Explanation for Everything is a Hungarian satire about the culture wars where a student accidentally becomes a figurehead for the right when he is embroiled in a national scandal. The film won the Orizzonti Award for Best Film at the Venice International Film Festival. Explanation for Everything director Gábor Reisz and Pepe director Nelson Carlo de Los Santos Arias will attend the Festival to present their films.

One of the hits of Berlinale 2024, Sex follows two married and ostensibly heterosexual chimneysweeps who are unmoored when one of them sleeps with a man and the other begins to question the recurring dreams he’s been having about David Bowie.

Another offbeat tale in the Festival line-up is documentary The Contestant, an incredible true story of a TV contestant left naked in a room, unaware his months-long challenge was being broadcast to millions via a Japanese television show. The film’s director Clair Titley and the contestant himself Tomoaki Hamatsu (aka Nasubi) will attend the Festival as guests.
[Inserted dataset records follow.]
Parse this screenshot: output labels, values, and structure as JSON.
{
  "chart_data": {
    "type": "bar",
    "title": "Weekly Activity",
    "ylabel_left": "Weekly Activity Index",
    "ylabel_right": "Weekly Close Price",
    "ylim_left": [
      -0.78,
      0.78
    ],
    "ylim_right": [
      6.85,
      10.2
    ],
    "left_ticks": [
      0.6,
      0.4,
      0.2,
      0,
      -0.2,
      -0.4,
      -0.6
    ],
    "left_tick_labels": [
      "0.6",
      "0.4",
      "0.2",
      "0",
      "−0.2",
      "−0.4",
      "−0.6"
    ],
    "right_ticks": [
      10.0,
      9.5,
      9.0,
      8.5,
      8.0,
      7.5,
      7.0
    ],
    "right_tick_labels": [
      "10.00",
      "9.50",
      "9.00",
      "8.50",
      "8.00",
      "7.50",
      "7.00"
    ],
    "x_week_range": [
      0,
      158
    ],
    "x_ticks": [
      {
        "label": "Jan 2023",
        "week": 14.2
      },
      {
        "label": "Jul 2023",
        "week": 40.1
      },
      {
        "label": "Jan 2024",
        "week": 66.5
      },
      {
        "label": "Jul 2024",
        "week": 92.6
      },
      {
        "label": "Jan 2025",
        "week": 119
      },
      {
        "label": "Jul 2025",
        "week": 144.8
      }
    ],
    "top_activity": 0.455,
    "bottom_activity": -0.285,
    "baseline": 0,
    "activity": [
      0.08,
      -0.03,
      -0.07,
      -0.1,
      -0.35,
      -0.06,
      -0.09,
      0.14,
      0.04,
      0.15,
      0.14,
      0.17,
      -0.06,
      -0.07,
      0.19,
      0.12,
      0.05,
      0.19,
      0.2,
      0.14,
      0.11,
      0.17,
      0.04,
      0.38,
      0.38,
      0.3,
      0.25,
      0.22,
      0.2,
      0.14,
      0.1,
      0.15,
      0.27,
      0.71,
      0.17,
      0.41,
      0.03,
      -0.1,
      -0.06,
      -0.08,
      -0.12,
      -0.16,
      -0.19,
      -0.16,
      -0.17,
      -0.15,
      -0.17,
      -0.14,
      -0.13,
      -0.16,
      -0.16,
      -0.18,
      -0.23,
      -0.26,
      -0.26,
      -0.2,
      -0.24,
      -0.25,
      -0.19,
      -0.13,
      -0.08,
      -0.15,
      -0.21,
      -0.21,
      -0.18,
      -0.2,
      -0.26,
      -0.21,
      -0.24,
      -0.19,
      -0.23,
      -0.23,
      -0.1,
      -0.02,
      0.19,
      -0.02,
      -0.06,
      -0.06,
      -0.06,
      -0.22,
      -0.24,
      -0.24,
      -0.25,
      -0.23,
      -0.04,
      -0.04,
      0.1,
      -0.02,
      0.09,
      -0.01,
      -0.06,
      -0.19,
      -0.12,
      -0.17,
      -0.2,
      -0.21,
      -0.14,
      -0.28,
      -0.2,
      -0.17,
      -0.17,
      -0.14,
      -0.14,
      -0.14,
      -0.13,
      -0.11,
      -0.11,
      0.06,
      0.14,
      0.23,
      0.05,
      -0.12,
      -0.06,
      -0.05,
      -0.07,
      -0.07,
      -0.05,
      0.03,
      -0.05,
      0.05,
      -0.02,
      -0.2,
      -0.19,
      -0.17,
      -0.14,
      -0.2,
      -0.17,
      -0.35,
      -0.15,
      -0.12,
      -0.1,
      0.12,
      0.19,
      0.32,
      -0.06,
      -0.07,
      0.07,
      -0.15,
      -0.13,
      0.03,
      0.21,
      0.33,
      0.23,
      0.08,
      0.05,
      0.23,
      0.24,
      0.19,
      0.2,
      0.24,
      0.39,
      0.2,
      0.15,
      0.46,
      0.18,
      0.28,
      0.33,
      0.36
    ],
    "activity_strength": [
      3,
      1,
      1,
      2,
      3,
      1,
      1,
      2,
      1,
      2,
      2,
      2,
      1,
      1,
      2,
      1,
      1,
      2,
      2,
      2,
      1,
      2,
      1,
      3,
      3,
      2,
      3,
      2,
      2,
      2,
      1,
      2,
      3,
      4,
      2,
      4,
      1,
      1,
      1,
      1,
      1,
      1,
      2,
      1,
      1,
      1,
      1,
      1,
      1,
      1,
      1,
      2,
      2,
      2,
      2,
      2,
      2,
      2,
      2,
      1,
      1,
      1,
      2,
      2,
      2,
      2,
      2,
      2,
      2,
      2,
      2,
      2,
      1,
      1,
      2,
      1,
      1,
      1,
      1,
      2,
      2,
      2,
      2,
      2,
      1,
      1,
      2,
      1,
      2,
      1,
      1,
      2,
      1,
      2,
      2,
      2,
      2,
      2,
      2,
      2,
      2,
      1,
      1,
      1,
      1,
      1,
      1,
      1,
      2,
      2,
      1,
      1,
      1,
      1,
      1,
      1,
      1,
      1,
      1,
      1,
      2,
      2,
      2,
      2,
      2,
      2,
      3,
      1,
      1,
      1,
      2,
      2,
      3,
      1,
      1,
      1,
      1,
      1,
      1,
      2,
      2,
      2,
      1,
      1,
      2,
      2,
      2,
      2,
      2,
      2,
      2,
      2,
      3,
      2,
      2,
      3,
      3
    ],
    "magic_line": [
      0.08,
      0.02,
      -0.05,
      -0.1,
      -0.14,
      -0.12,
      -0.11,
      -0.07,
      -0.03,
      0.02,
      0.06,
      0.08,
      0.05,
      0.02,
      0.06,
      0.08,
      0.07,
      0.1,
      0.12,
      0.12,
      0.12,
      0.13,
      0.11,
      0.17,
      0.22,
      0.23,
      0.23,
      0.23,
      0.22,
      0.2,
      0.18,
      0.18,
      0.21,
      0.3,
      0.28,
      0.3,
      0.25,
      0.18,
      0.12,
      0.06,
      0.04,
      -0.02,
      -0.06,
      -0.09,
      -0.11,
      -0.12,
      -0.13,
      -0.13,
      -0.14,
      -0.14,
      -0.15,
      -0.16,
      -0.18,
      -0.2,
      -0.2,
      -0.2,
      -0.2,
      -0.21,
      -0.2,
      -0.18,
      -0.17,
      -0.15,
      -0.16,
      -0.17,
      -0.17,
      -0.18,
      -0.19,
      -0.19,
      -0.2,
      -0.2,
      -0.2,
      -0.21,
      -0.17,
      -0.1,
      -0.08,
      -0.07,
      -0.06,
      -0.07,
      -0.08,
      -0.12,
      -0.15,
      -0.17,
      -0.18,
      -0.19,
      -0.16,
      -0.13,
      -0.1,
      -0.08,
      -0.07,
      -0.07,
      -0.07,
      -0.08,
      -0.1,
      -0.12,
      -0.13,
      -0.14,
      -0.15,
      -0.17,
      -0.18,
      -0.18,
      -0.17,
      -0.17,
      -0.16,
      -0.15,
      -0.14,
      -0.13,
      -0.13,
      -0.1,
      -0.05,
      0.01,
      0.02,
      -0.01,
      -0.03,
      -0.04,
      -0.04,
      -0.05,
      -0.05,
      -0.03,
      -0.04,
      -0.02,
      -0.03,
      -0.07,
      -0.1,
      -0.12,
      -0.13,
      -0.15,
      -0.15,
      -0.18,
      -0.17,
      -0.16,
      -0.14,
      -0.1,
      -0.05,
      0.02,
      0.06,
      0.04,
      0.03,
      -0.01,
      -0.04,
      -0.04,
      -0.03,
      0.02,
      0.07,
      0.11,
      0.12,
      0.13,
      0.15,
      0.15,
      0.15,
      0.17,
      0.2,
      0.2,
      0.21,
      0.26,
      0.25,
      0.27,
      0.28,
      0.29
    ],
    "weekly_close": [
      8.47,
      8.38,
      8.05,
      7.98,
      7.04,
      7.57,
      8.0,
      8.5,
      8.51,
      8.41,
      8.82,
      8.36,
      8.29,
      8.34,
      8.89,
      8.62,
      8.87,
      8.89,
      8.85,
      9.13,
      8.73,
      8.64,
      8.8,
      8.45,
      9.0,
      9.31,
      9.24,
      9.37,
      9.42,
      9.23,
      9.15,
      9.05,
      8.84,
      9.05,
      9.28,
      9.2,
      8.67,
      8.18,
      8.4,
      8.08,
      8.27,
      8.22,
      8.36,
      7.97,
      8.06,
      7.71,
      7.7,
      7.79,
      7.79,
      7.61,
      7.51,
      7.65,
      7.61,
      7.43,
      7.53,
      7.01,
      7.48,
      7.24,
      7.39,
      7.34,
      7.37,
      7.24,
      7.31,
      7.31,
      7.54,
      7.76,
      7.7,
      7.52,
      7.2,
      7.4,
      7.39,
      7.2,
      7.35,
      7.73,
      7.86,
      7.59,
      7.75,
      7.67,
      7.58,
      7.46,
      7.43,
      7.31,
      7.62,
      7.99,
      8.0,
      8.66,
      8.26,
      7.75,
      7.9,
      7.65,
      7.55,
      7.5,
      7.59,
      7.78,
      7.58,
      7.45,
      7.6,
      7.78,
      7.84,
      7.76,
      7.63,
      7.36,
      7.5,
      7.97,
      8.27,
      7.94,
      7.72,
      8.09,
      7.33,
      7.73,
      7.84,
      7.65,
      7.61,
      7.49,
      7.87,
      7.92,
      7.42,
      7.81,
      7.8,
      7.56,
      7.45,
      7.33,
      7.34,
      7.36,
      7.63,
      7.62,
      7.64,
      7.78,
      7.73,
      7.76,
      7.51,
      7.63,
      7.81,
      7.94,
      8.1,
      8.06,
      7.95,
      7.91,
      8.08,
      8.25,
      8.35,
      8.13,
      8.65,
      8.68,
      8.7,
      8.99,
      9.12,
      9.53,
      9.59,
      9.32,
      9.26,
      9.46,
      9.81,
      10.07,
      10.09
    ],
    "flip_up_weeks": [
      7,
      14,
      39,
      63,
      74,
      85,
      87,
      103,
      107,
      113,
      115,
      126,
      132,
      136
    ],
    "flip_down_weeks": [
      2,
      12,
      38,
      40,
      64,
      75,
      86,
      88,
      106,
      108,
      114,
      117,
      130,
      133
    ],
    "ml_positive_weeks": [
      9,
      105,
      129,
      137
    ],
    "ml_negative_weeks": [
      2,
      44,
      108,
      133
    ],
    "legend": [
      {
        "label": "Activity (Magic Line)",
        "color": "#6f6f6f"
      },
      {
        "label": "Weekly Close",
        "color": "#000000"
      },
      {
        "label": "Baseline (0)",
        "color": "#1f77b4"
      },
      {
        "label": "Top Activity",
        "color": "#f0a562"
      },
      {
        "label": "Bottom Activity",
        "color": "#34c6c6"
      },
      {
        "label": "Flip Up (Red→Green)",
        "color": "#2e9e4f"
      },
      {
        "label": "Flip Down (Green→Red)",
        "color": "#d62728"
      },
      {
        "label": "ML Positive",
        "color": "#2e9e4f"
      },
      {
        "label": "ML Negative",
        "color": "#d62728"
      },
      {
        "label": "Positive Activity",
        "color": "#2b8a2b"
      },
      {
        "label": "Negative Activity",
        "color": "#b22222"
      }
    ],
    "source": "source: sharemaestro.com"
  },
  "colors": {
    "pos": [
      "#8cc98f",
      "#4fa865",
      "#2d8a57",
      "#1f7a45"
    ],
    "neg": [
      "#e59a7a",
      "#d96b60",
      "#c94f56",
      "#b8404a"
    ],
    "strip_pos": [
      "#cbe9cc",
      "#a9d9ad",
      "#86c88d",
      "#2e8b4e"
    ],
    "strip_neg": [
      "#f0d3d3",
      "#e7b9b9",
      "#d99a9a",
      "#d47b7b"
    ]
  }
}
Gastronomes and enthusiasts of kitchen-centric storytelling will find their appetites whetted by the Festival’s initial film offerings. Menus-Plaisirs – Les Troisgros sees Festival favourite Frederick Wiseman (City Hall, SFF 2021) return with a mouth-watering epic set in a three-Michelin-star French restaurant. From Mexican director Alonso Ruizpalacios (A Cop Movie, SFF 2021), La Cocina stars Rooney Mara and Raúl Briones in a comedic drama set during the hectic lunch rush at a New York restaurant. House of the Seasons is an intergenerational family saga set in a tofu factory in Daegu, Korea. The film was an award-winning highlight of the Busan International Film Festival.

Stories of resilience feature with two documentaries. COPA ’71 presents the untold story of the 1971 Women’s Soccer World Cup and exposes systemic sexism with governing bodies determined to undermine women’s soccer. The Battle for Laikipia explores the tensions in Kenya's Laikipia region among herders, landholders, and conservationists against a backdrop of drought, politics, and colonial history.

A special film and live music event not to be missed, Hear My Eyes: Hellraiser will give audiences the opportunity to experience Clive Barker’s 1987 extra-dimensional horror classic, re-scored live by EBM explorers Hieroglyphic Being and Robin Fox, and a synched laser-art show at City Recital Hall.

Other highlights announced today from filmmaking luminaries include Olivier Assayas’ (Irma Vep, SFF 1997; Personal Shopper SFF 2016) most personal film yet, Suspended Time, about art, memory, and love in the time of COVID; and Oscar-nominated Pawo Choyning Dorji’s The Monk and The Gun, which takes place in rural Bhutan during the lead-up to his country’s first-ever election.